7.2 Good coding rules

7.3 Good coding rules

  • Metadata first
  • Call packages at the beginning: use pacman
  • Put options at the top
  • Call all data files once, at the top. Best to call directly from a public archive, when possible.
  • Use functions and define them at the top: comment them; useful sometimes to illustrate what they do
  • Replicate first, re-analyze second. Use sections.
  • Have subsections named after specific tables, figures or analyses

7.4 Aim

Nothing local, everything relative: so please do not include hardcoded paths to your computer

  • First best: if someone has access to your .Rmd/.qmd file they can hit render or compile and the whole thing reproduces first time.

  • But: often you need ancillary files for data and code.

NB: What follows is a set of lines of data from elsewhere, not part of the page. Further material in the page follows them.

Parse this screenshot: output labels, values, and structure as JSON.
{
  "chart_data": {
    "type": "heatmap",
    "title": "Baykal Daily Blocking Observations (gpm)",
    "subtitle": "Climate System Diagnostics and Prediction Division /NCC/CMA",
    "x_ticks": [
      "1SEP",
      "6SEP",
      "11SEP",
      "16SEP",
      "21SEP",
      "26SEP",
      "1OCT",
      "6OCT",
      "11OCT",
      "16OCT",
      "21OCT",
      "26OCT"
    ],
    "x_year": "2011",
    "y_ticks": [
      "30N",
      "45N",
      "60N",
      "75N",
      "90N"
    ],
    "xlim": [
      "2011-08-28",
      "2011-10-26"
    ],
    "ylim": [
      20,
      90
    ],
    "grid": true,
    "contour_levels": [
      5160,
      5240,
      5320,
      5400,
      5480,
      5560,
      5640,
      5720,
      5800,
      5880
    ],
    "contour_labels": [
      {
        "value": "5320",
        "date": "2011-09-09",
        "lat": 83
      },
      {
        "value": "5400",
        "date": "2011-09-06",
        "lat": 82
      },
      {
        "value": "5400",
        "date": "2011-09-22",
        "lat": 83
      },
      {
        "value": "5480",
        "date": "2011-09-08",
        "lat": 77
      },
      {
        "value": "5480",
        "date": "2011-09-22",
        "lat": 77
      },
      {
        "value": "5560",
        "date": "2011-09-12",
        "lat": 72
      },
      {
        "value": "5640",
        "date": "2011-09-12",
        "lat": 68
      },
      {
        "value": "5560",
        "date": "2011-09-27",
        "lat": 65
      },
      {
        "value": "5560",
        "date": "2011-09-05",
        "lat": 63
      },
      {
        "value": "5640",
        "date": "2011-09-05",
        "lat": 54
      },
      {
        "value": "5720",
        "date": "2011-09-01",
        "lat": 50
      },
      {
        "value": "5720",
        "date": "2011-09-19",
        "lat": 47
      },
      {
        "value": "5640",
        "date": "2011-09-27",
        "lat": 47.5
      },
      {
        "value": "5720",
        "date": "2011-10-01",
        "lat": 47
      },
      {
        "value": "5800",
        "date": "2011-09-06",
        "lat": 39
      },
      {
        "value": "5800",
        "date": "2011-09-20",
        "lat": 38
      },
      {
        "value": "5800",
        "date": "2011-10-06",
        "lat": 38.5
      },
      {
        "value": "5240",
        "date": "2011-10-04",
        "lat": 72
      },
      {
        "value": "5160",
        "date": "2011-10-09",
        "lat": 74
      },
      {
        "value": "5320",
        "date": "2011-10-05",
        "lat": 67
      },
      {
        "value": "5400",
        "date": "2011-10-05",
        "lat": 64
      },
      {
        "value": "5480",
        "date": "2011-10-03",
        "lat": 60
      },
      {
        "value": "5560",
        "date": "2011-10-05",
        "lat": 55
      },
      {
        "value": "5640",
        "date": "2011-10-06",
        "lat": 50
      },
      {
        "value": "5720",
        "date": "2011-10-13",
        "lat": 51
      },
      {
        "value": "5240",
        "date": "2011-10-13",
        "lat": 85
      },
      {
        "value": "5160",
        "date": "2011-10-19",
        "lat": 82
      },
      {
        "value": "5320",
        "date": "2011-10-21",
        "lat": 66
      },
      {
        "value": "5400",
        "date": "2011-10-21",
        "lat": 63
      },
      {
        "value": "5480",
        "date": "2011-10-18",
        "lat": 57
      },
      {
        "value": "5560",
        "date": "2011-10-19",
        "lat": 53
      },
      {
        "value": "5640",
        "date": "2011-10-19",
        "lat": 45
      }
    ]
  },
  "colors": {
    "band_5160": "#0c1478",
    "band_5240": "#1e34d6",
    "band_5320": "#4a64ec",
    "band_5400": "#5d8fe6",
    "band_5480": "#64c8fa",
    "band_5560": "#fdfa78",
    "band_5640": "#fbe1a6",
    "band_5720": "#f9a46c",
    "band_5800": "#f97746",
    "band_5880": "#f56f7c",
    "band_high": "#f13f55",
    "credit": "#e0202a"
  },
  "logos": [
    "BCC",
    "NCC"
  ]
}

That’s OK but aims should still be that with a self contained folder someone can open a master.Rmd file, hit compile and get everything. I usually have an input and an output subfolder.

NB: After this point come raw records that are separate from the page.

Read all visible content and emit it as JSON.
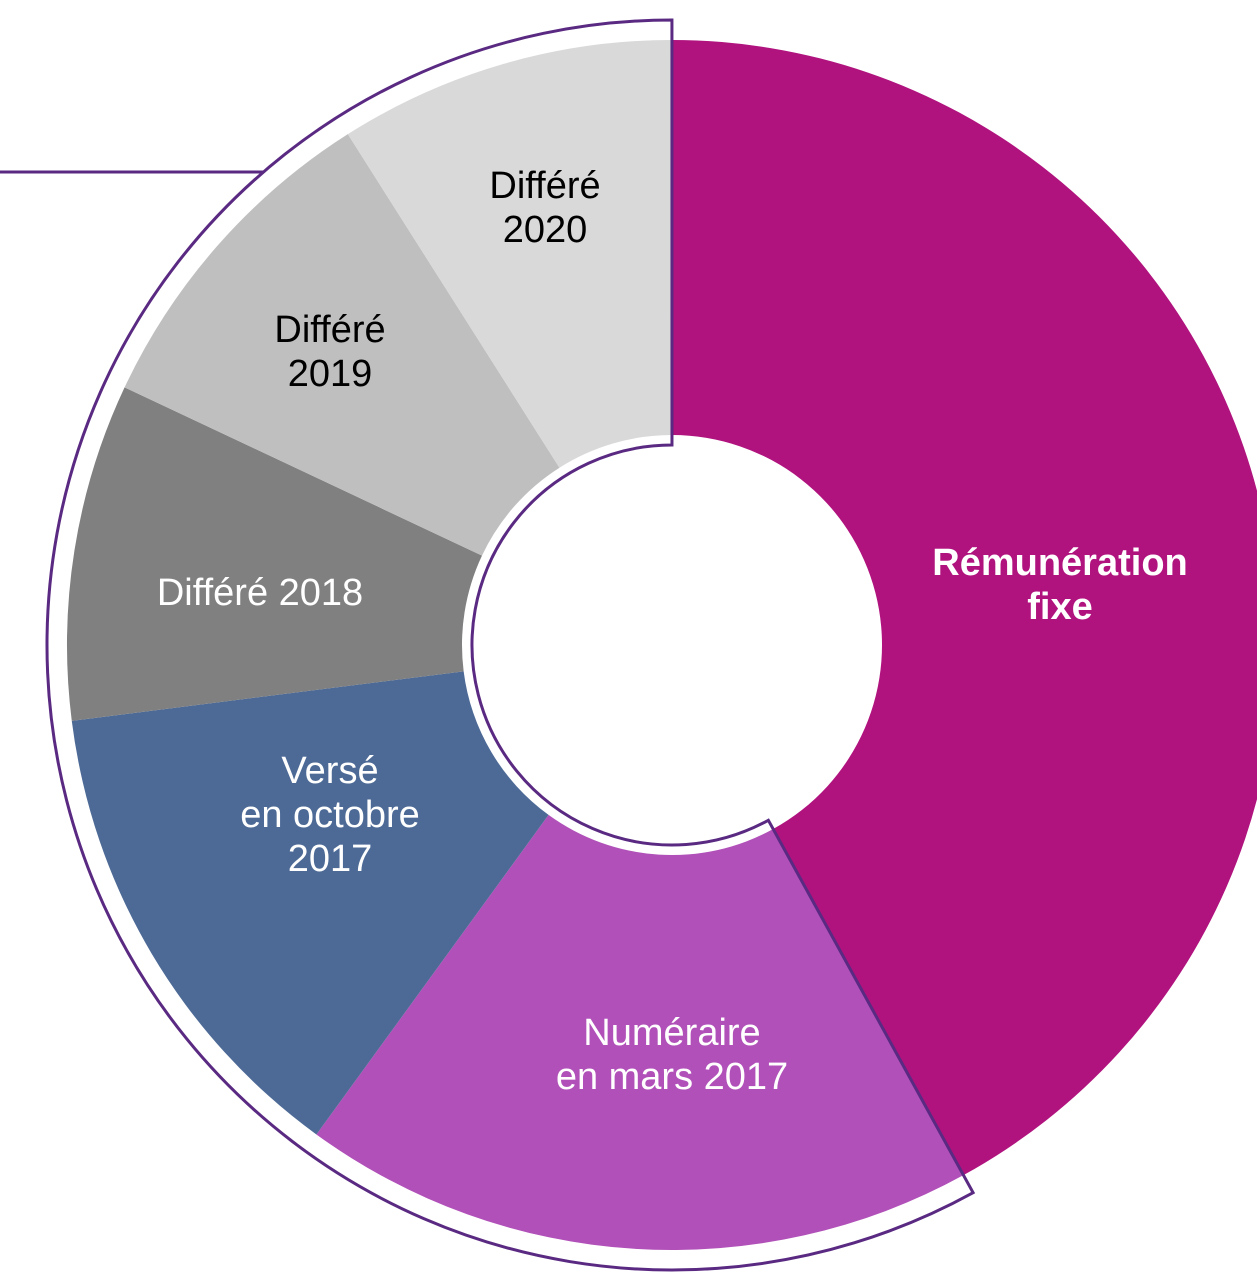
{
  "chart_data": {
    "type": "donut",
    "categories": [
      "Rémunération\nfixe",
      "Numéraire\nen mars 2017",
      "Versé\nen octobre\n2017",
      "Différé 2018",
      "Différé\n2019",
      "Différé\n2020"
    ],
    "values": [
      42,
      18,
      13,
      9,
      9,
      9
    ],
    "colors": [
      "#b0127e",
      "#b050b8",
      "#4d6a96",
      "#808080",
      "#bfbfbf",
      "#d9d9d9"
    ],
    "label_colors": [
      "#ffffff",
      "#ffffff",
      "#ffffff",
      "#ffffff",
      "#000000",
      "#000000"
    ]
  }
}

Resources and ideas from the institute for replication https://i4replication.org/reproducibility.html

8 References

Blair, Graeme, Alexander Coppock, and Macartan Humphreys. 2023. Research Design in the Social Sciences: Declaration, Diagnosis, and Redesign. Princeton University Press.
King, Gary, Robert O Keohane, and Sidney Verba. 2021. Designing Social Inquiry: Scientific Inference in Qualitative Research. Princeton university press.
Lipson, Charles. 2018. How to Write a BA Thesis: A Practical Guide from Your First Ideas to Your Finished Paper. University of Chicago Press.
Putnam, Robert D. 2000. “Bowling Alone: America’s Declining Social Capital.” In Culture and Politics, 223–34. Springer.
Strunk Jr, William, and Elwyn Brooks White. 2007. The Elements of Style Illustrated. Penguin.
Van Evera, Stephen. 1997. Guide to Methods for Students of Political Science. Cornell University Press.